Charlotte Proud was born with brittle bone disease. But, she told a recent conference on rare diseases, that has not stopped her holding down a demanding job as a physiotherapy assistant – and harbouring ambitions to become a fully qualified physio.
Ms Proud, who works with patients on the critical care unit at Newcastle’s Freeman Hospital, was speaking to researchers and clinicians last month at a special event in the city organised by UK charity Find a Cure.
She explained that she was diagnosed with the disease osteogenesis imperfecta at the age of two, and since then she has had between 40-50 fractures. ‘If I trip or fall I will have a fracture,’ she said. ‘And I never know how serious the next one will be.’
Despite that she was determined from a young age to work in healthcare.
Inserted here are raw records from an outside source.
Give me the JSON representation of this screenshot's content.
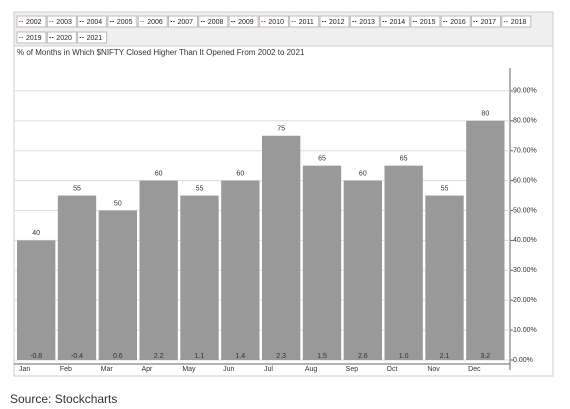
{
  "chart_data": {
    "type": "bar",
    "title": "% of Months in Which $NIFTY Closed Higher Than It Opened From 2002 to 2021",
    "source": "Source: Stockcharts",
    "legend_items": [
      {
        "name": "2002",
        "color": "#d04040"
      },
      {
        "name": "2003",
        "color": "#40a040"
      },
      {
        "name": "2004",
        "color": "#333333"
      },
      {
        "name": "2005",
        "color": "#333333"
      },
      {
        "name": "2006",
        "color": "#e08030"
      },
      {
        "name": "2007",
        "color": "#333333"
      },
      {
        "name": "2008",
        "color": "#333333"
      },
      {
        "name": "2009",
        "color": "#333333"
      },
      {
        "name": "2010",
        "color": "#d04040"
      },
      {
        "name": "2011",
        "color": "#40a040"
      },
      {
        "name": "2012",
        "color": "#333333"
      },
      {
        "name": "2013",
        "color": "#333333"
      },
      {
        "name": "2014",
        "color": "#333333"
      },
      {
        "name": "2015",
        "color": "#333333"
      },
      {
        "name": "2016",
        "color": "#333333"
      },
      {
        "name": "2017",
        "color": "#333333"
      },
      {
        "name": "2018",
        "color": "#d04080"
      },
      {
        "name": "2019",
        "color": "#40a040"
      },
      {
        "name": "2020",
        "color": "#333333"
      },
      {
        "name": "2021",
        "color": "#333333"
      }
    ],
    "categories": [
      "Jan",
      "Feb",
      "Mar",
      "Apr",
      "May",
      "Jun",
      "Jul",
      "Aug",
      "Sep",
      "Oct",
      "Nov",
      "Dec"
    ],
    "values": [
      40,
      55,
      50,
      60,
      55,
      60,
      75,
      65,
      60,
      65,
      55,
      80
    ],
    "color": "#999999",
    "returns": [
      -0.8,
      -0.4,
      0.6,
      2.2,
      1.1,
      1.4,
      2.3,
      1.5,
      2.6,
      1.0,
      2.1,
      3.2
    ],
    "returns_labels": [
      "-0.8",
      "-0.4",
      "0.6",
      "2.2",
      "1.1",
      "1.4",
      "2.3",
      "1.5",
      "2.6",
      "1.0",
      "2.1",
      "3.2"
    ],
    "ylim": [
      0,
      100
    ],
    "yticks": [
      {
        "value": 0,
        "label": "0.00%"
      },
      {
        "value": 10,
        "label": "10.00%"
      },
      {
        "value": 20,
        "label": "20.00%"
      },
      {
        "value": 30,
        "label": "30.00%"
      },
      {
        "value": 40,
        "label": "40.00%"
      },
      {
        "value": 50,
        "label": "50.00%"
      },
      {
        "value": 60,
        "label": "60.00%"
      },
      {
        "value": 70,
        "label": "70.00%"
      },
      {
        "value": 80,
        "label": "80.00%"
      },
      {
        "value": 90,
        "label": "90.00%"
      }
    ],
    "grid": true
  }
}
After completing a sports degree she became a band 2 assistant and then a band 4 physiotherapist associate practitioner earlier this year.
Ms Proud helps to provides enhanced mobilisation to post-operative patients and tries not to let the disease interfere with the way she lives her life. ‘Brittle bone disease is a condition that can appear invisible to other people so at times it can be difficult but I don’t like to be treated any differently to anybody else,’ she said.
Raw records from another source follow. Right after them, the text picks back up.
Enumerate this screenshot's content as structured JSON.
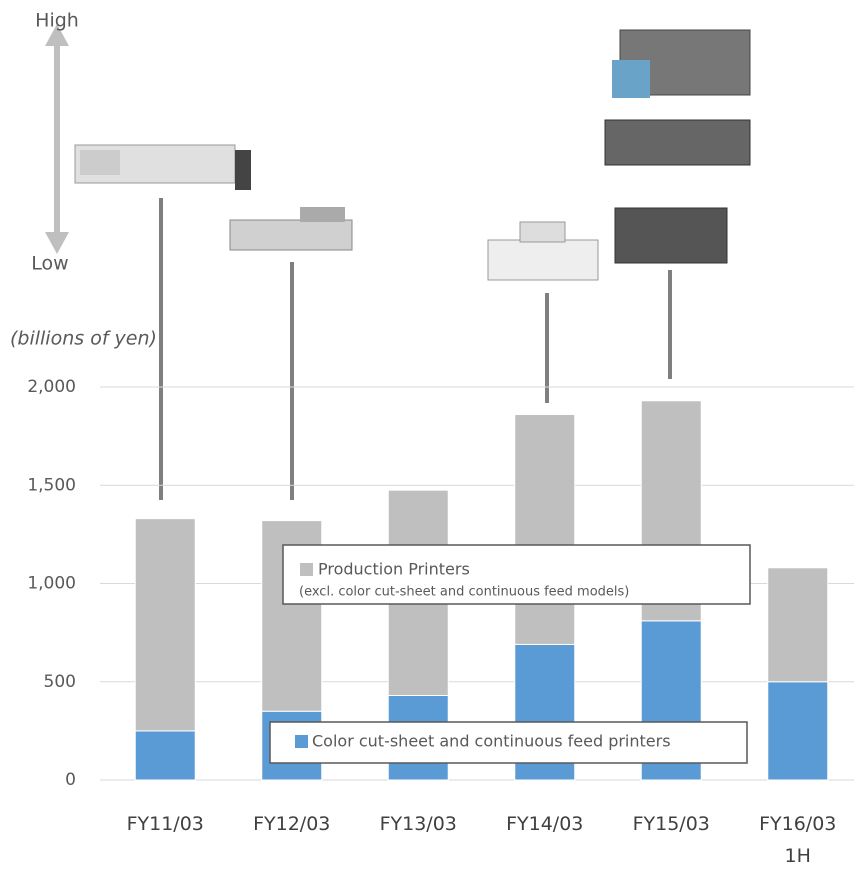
{
  "chart_data": {
    "type": "stacked_bar",
    "high_label": "High",
    "low_label": "Low",
    "unit_label": "(billions of yen)",
    "categories": [
      "FY11/03",
      "FY12/03",
      "FY13/03",
      "FY14/03",
      "FY15/03",
      "FY16/03\n1H"
    ],
    "series": [
      {
        "name": "Color cut-sheet and continuous feed printers",
        "color": "#5b9bd5",
        "values": [
          250,
          350,
          430,
          690,
          810,
          500
        ]
      },
      {
        "name": "Production Printers",
        "note": "(excl. color cut-sheet and continuous feed models)",
        "color": "#bfbfbf",
        "values": [
          1080,
          970,
          1045,
          1170,
          1120,
          580
        ]
      }
    ],
    "ylim": [
      0,
      2000
    ],
    "yticks": [
      0,
      500,
      {
        "value": 1000,
        "label": "1,000"
      },
      {
        "value": 1500,
        "label": "1,500"
      },
      {
        "value": 2000,
        "label": "2,000"
      }
    ],
    "grid": true
  }
}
She feels her condition gives her an insight into her patients’ experience and makes it easier to empathise with their concerns such as the need to get back on their feet. She hopes to train to become a physiotherapist in the future.
How running has helped
Delegates heard that Ms Proud has not suffered any fractures in the last three years, which may be partly because she decided to take up running recently. She has already completed 10 half marathons and two full marathons.
Although her condition can be frustrating at times, she says it doesn’t affect her at work and her message to others is to be positive and live as normal a life as possible. ‘You just have to accept that you have got this condition and not let it get in the way of everyday life.’
Around one in 15,000 people in the UK have brittle bone disease. It is caused by a rare genetic mutation and affects the body’s production of collagen, which is found especially in bones and other tissues.